Table of Contents Author Guidelines Submit a Manuscript
Mathematical Problems in Engineering
Volume 2010, Article ID 294102, 10 pages
Research Article

Design Optimization of a Natural Gas Substation with Intensification of the Energy Cycle

Department of Mechanical Engineering, Faculty of Engineering, University of Salerno, Via Ponte Don Melillo, 84084 Fisciano, Italy

Received 9 March 2010; Accepted 3 September 2010

Academic Editor: Carlo Cattani

Copyright © 2010 Arcangelo Pellegrino and Francesco Villecco. This is an open access article distributed under the Creative Commons Attribution License, which permits unrestricted use, distribution, and reproduction in any medium, provided the original work is properly cited.

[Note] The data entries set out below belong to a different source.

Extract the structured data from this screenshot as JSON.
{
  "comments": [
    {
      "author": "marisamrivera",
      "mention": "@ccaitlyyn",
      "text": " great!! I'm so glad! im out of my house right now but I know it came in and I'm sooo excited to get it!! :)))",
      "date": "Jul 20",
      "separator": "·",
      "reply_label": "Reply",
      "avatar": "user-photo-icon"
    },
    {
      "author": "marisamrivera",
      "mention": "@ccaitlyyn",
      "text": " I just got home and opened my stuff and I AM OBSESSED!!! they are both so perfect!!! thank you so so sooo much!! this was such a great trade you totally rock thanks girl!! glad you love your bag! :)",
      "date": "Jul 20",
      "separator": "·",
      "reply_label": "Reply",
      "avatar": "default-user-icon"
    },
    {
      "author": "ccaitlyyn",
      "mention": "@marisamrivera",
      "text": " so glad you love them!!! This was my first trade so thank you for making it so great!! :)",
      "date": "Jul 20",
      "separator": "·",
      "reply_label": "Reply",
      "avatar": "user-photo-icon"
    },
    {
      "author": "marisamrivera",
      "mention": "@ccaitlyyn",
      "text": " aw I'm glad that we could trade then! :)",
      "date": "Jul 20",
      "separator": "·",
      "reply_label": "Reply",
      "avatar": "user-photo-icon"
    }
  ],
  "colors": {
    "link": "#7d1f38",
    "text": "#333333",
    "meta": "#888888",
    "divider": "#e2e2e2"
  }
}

Natural gas is currently the natural substitute of petroleum as an energy source, since the foreseen ending up of this latter in the next decades. As a matter of fact, natural gas is easier to handle, less dangerous to be transported, somehow environmentally more friendly. The gas ducts operate with large flow rates over very long distances at high pressures, which are usually lowered in proximity of the final substations by lamination valves which, in fact, dissipate energy. However, a careful management of the pressure reduction may allow an energy recovery while using the gas expansion to operate a turbine. In this case, gas must be preheated to compensate for the energy required by the expansion. A proper control of all the parameters involved becomes crucial to an intelligent use of these resources. In this paper, the possibility of using a pre-heating system has been examined as a way to intensify the energy cycle in an expansion substation of the city gas network. Fuzzy logic has been used to optimize the natural gas expansion in a turbine to produce electrical energy. A fuzzy system has been designed and realized to control the whole process of gas expansion, from the gas pre-heating to the pressure reduction. The system operates over the whole year, accounting for the pressure, temperature, and gas flow rate variations experienced in the gas line. The exit values of the latter and the inlet value of the gas pressure are selected as input variables, being the output variable the temperature of the pre-heating water at the heat exchanger inlet.